Overview
Recently I’ve been spending a lot of time upgrading the network at the church I attend. Our existing network consists of a simple router and a few access points. Anyone who has access to the WiFi has access to our wired church computers, copier, etc. We want to separate guests/members from our private network. In the mean time, we are continuing to use our existing setup until the new system is ready. We are not a huge church, and don’t have unlimited funds.
I plan to have multiple VLANs and subnets. New WiFi access points will be powered with PoE, and capable of SSID-to-VLAN tagging.
Hardware
A few months ago, after quite a lot of research, we purchased a Netgear GS728TP and two EnGenius EAP600 access points. Originally I was going to use pfSense as a firewall and router, but after using a Ubiquiti EdgeRouter Lite at home and considering power consumption, I opted to purchase one for this application.
Network Configuration
The VLANs and subnets we plan to have are shown in the table.
| VLAN | Description | Subnet |
|---|---|---|
| 10 | Admin/Infrastructure/Management | 192.168.10.0/23 |
| 20 | Wired Computers | 192.168.20.0/23 |
| 30 | Guest WiFi | 192.168.30.0/23 |
| 40 | Separate, Internal Group | 192.168.40.0/23 |
| 50 | VPN | 192.168.50.0/24 |
Currently I have the ERLite configured with this configuration. It has a dhcp server for each subnet and is set to masquerade traffic from all VLANs to the WAN. (I don’t think this is how I should have it setup.) I want VLANs 30 and 40 to be configured the same, and to only have internet access, and do not want clients to be able to see each other. As you can see from the config, VLAN 10 has access to all the other VLANs, but none of the other VLANs can access any hosts outside of their VLAN. I also plan to configure it to block hosts on VLAN 30 and 40 from communicating with other hosts even within their VLAN.
Note: VLAN 40 is not a network that we plan to normally have active. The idea is that we can enable unencrypted access if we have a conference or election day at the church and will have many temporary users.
The GS728TP is connected to the ERLite on port 23, and passed traffic tagged with the four VLANs to the WiFi APs. The raw configuration for it is here.
Things that I am still trying to get figured out:
- Potentially improve the design of the existing firewall rules
- Block hosts from communicating with other hosts inside their VLAN/subnet
- Allow DNS resolving from Admin VLAN to other VLANs/subnets
- Port forwarding to specific hosts. I have been unable to successfully setup port forwarding to any hosts.
I will add more detail to this, but this is the basic overview. None of this is set in stone, and I welcome any suggestions/ideas/improvements you may have!

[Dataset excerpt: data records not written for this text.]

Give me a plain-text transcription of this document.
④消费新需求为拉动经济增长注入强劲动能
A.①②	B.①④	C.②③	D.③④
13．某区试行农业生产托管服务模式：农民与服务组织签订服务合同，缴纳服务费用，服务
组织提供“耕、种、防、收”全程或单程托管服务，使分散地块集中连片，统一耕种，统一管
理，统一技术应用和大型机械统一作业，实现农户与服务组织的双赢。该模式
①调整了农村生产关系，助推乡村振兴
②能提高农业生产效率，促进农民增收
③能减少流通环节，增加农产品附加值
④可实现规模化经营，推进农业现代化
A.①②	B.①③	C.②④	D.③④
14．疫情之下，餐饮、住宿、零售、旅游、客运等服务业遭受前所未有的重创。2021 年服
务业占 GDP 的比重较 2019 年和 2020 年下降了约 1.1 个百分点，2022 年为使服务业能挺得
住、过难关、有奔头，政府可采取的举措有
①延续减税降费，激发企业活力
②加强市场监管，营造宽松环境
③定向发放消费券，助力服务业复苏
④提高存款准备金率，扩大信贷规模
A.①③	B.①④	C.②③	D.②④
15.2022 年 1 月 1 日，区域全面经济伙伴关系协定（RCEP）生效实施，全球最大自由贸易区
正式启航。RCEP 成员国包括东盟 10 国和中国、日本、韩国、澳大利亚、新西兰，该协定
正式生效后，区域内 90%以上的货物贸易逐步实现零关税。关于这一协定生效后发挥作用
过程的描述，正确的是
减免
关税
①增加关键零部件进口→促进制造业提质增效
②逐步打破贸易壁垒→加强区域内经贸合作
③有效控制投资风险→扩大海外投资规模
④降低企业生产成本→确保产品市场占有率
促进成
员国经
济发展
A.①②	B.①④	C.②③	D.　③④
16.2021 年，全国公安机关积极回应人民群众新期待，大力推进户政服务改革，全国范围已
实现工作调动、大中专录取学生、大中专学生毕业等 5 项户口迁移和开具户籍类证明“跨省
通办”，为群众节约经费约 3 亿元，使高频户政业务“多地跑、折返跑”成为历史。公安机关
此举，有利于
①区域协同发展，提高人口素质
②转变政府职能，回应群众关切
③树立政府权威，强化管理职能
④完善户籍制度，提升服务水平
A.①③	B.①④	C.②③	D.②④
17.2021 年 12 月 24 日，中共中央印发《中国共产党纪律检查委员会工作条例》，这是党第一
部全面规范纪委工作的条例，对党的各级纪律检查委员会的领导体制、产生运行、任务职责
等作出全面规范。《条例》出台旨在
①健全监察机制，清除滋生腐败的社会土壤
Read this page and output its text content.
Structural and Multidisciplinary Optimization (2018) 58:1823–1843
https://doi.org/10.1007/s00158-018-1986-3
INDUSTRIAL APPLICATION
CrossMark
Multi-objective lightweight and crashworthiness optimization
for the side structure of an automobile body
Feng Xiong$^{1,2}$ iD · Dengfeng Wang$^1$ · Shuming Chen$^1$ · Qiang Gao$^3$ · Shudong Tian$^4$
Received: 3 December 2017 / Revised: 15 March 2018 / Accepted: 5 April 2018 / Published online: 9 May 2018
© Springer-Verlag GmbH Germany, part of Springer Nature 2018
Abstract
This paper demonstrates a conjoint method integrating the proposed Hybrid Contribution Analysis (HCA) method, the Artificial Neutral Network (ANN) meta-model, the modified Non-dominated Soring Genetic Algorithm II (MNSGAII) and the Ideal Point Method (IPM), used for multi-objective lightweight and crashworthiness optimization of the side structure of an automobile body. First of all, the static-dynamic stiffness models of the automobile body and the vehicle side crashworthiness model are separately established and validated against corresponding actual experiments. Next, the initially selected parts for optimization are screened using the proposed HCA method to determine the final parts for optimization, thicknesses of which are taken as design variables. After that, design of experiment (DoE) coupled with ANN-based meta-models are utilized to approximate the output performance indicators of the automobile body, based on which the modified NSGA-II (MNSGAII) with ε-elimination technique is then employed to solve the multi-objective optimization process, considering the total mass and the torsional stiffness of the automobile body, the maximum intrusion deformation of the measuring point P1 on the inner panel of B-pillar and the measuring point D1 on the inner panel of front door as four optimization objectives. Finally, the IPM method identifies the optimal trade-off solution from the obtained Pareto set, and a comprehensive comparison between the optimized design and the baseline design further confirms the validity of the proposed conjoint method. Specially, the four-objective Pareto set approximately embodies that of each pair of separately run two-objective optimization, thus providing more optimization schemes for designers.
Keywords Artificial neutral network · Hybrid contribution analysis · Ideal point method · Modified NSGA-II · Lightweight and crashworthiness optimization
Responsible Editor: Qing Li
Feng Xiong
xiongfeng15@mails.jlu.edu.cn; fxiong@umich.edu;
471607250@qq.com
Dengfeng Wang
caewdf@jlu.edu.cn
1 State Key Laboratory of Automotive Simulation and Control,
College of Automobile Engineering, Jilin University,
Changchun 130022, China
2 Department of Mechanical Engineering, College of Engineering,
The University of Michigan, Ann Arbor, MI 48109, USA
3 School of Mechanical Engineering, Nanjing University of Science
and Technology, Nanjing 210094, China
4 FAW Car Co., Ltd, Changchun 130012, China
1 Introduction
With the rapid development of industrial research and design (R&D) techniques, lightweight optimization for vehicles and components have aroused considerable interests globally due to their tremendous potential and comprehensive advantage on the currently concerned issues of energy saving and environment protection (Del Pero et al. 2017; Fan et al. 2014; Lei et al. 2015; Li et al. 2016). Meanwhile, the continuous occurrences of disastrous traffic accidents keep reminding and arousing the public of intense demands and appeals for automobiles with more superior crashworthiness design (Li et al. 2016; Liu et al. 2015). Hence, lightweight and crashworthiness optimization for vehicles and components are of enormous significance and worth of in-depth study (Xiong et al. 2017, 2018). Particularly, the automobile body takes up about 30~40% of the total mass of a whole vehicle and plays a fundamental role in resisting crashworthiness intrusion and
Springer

You may want to consider disabling IPv6 on the EAP-600 access points to prevent people on the guest network from being able to access the management web interface:
https://gist.github.com/darconeous/b24cdaa853a8f35162f2f8e3a3050149#disable-ipv6-
Robert, good catch, and thanks for the comment. I’ll definitely take a look at that.
Hans.
I am going through the same thing… sort of.
I am trying to setup a 5 port edge router to replace an overpriced Cisco beast. I am very familiar with Cisco but the Ubiquity Linux is a little baffling.
Can you email me your config so I can reverse engineer how they do routing?
Franl, I have a copy of my ERLite config posted on pastebin. http://pastebin.com/RdfzEKXM
Thanks Hans
I am doing this on my android phone… bumpy buses.
I will go over the configuration on my workstation.